Parents’ smoking increases children’s risk of bronchitis

Pamela Egan Practical Practitioner

By: Pamela Egan, FNP-C CDE


Parents’ smoking increases children’s risk of bronchitis

I just returned from a holiday in Ireland. While reading an article in the Irish Independent, it was interesting to note a disturbing new study. “Parents who smoke are directly causing increased levels of bronchitis in their teen-age children.”

Reportedly, one sixth of lung cancer cases in non-smoking adults can be attributed to cigarette smoke exposure in childhood and adolescence.

Now, researchers in the Department of Respiratory Medicine in St. James’s Hospital in Dublin have discovered levels of bronchitis in children as young as 13 which are linked to being exposed to passive smoking, mostly by their parents.

Lung growth and development in children are adversely affected by passive smoking, and it has been estimated that in children whose parents smoke, the dose of nicotine is “equivalent to the children themselves actively smoking 20-80 cigarettes a year.”

The study of over 3,000 teen-agers found 19 percent actively smoked, with significantly more girls taking up the habit than boys. There was an increased incidence of bronchitis among these young smokers but symptoms were also present in a percentage of youngsters who were inhaling second hand smoke. The study was carried out in 1995 and repeated in 1998 and it showed continued high levels of smoking among the teen-agers. “The reasons for this is unclear, however a high level of parental smoking may play an important factor as it has been shown to be associated with increased levels of adolescent smoking,” the study states.

Of 989 non-smoking teen-agers exposed to passive smoking in the 1998 study, 88.9 percent were exposed to their parents’ cigarettes, with the remainder due to other relatives, the Irish Medical Journal reported. It pointed out that it is likely that some of the smokers are also exposed to passive smoking in the home and this may have an additional effect on bronchitis symptoms development. The report also noted that “for smokers of half to one packet per day the risk of developing bronchitis is 40-50 percent and at two packs per day the risk is 70-80 percent. The findings also raise fears about the development of chronic obstructive pulmonary disease in later life. The authors expressed concern about the increase in smoking among females as airway function ill-effects are more prominent in females, and smoking while pregnant can have effects on the baby in the womb.

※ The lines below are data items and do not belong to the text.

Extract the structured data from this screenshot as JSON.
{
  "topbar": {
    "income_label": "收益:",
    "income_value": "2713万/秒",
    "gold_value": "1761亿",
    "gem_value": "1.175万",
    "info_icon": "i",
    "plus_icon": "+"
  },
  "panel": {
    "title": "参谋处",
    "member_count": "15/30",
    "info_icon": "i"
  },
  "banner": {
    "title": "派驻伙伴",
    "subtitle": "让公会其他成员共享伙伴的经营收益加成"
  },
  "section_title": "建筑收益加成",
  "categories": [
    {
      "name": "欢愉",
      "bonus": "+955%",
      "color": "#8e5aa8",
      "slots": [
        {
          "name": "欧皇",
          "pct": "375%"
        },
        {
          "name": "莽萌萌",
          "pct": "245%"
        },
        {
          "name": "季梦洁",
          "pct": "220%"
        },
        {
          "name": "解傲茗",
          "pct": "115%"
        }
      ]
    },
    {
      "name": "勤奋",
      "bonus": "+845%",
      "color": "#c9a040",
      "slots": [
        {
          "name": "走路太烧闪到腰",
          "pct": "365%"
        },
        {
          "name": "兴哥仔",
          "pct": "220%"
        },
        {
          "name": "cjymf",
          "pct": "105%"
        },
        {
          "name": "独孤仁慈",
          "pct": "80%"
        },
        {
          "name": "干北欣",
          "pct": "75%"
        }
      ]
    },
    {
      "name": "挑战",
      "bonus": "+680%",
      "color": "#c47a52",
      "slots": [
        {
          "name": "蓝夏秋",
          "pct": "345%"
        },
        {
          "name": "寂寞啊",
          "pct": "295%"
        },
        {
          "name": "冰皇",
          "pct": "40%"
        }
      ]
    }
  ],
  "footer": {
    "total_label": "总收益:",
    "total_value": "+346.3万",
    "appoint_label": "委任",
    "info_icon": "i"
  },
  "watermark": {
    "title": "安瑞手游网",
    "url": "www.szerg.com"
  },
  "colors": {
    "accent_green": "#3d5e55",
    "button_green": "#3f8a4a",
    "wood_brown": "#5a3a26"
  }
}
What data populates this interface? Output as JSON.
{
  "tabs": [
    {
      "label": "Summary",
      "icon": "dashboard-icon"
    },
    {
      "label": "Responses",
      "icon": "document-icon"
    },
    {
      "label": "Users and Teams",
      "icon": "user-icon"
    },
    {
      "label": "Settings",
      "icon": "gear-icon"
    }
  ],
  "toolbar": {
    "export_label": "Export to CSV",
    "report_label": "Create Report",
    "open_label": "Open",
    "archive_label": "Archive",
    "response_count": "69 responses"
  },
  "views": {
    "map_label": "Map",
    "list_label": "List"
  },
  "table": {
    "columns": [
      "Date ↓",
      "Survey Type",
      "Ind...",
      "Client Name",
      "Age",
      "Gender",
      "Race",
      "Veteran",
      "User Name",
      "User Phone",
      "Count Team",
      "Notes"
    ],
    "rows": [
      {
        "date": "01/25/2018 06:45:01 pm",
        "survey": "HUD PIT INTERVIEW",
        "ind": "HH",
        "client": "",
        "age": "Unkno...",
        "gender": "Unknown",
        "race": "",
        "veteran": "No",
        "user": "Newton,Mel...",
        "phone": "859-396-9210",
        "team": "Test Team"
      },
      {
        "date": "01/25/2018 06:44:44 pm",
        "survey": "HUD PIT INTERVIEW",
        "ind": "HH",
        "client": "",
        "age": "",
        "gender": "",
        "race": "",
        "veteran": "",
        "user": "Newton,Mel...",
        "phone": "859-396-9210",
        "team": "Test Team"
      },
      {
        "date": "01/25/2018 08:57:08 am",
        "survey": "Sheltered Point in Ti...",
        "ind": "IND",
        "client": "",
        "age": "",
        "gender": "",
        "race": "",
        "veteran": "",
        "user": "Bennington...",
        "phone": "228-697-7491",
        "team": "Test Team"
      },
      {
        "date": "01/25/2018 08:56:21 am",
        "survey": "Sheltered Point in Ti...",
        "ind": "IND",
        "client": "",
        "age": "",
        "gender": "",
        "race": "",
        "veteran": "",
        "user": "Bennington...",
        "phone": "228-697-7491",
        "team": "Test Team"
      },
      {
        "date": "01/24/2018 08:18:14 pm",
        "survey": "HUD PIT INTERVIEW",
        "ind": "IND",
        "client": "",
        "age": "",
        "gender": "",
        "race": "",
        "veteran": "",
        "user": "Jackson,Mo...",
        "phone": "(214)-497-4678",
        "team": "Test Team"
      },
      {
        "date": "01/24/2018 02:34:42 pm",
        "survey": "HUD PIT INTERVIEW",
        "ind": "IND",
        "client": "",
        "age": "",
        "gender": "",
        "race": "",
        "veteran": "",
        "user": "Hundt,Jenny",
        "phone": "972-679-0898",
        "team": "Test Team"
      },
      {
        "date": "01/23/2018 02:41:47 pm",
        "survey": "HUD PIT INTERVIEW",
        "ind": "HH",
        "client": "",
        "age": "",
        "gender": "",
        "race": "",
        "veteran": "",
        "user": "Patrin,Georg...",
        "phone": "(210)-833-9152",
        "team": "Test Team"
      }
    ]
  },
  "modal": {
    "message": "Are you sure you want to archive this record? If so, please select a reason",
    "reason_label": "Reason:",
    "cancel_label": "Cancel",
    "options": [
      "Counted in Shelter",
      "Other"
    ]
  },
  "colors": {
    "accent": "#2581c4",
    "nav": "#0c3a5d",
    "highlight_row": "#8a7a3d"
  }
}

“The results of this study of significantly increased levels of bronchitis in young teen-age smokers refutes the misconception that bronchitis develops many years after starting the smoking habit.”

The authors added, “in addition, the higher level of bronchitis symptoms in non-smoking children exposed to passive smoking is also of concern and would support the public health advice that no smoke exposure is best.”

I’ll end with my age-old advice. If you smoke and have children, “don’t smoke in the house!